How Do You Measure Success When the Best Incident Response Is the One That Didn’t Happen?
Our site went down at 2 AM last month. The on-call engineer got paged, identified the issue (database connection pool exhausted), implemented a fix, and had us back up in 23 minutes.
I was proud. We’d invested heavily in observability, runbooks, automated rollbacks. That 23-minute recovery was the payoff.
Next morning, our CEO asked: “Why did it go down in the first place?”
Not “great job on the recovery.” Not “23 minutes is impressive.” Just: why did this happen?
The Paradox of Prevention
Here’s what keeps me up at night: Our best reliability and security work prevents incidents. But budget discussions focus on “what fires did you put out?”
Last quarter, my team spent two sprints hardening our authentication system. Zero customer-facing features. Zero visible output on the roadmap. But we prevented what could have been a credential stuffing attack that would have compromised 50,000 user accounts.
How do you put that on a quarterly review? “Here’s a breach that didn’t happen”?
Current Metrics Fall Short
MTTR (Mean Time to Recovery) only measures failures that occurred. It says nothing about the incidents we prevented through better monitoring, chaos engineering, and resilience patterns.
Research shows teams using AI-powered incident management reduce MTTR by 17.8% on average. But that’s still measuring after the failure.
What about the architecture review that prevented a single point of failure? The load testing that caught a bottleneck before Black Friday? The security audit that found a vulnerability before attackers did?
Real Example: Invisible Success
Three months ago, we noticed elevated error rates in our API gateway—still under SLA, not triggering alerts. Investigation showed a slow memory leak that would have caused a complete outage in 10 days.
We patched it. No customer impact. No incident. No downtime.
Where does that show up in our metrics? Nowhere. It looks like my team spent 2 days on “investigation” with zero output.
But the counterfactual: 8-hour outage during business hours, $200K in lost revenue, customer churn, reputation damage.
The Remote Work Context
Distributed teams make this harder. When everyone was co-located, executives saw engineers responding to incidents. Now they see Jira tickets that say “investigated potential issue—no action needed.”
Studies on remote engineering teams emphasize output-based measurement. But how do you measure output when the output is “nothing bad happened”?
What I’m Trying
We started tracking:
- Near-misses: Issues caught before they became incidents (23 last quarter)

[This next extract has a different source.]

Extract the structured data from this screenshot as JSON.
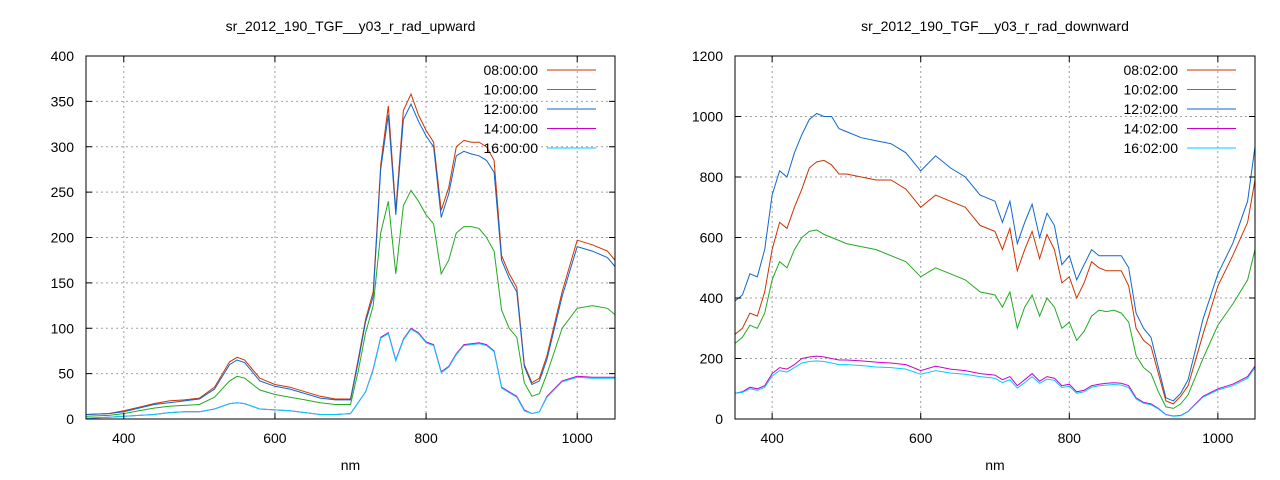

- Proactive fixes: Vulnerabilities patched before exploitation (17)
- Chaos engineering results: Failure modes tested and hardened (12 scenarios)
I calculate estimated cost of each prevented incident and sum it up: $2.3M in avoided losses.
But it feels like made-up math. How do I know that memory leak would have cost $200K? Maybe it would have self-healed. Maybe impact would have been $50K. I’m guessing.
The Question for This Community
How do you prove the value of preventative engineering in remote teams where “nothing happened” is the success?
What frameworks are you using for reliability and security work measurement?
Is there a better way than “here’s what probably would have gone wrong if we hadn’t been vigilant”?
Because right now, I’m defending incident response budget by pointing to incidents that didn’t happen, and finance is skeptical.
Luis Rodriguez
Director of Engineering, Financial Services
Building resilient systems and diverse teams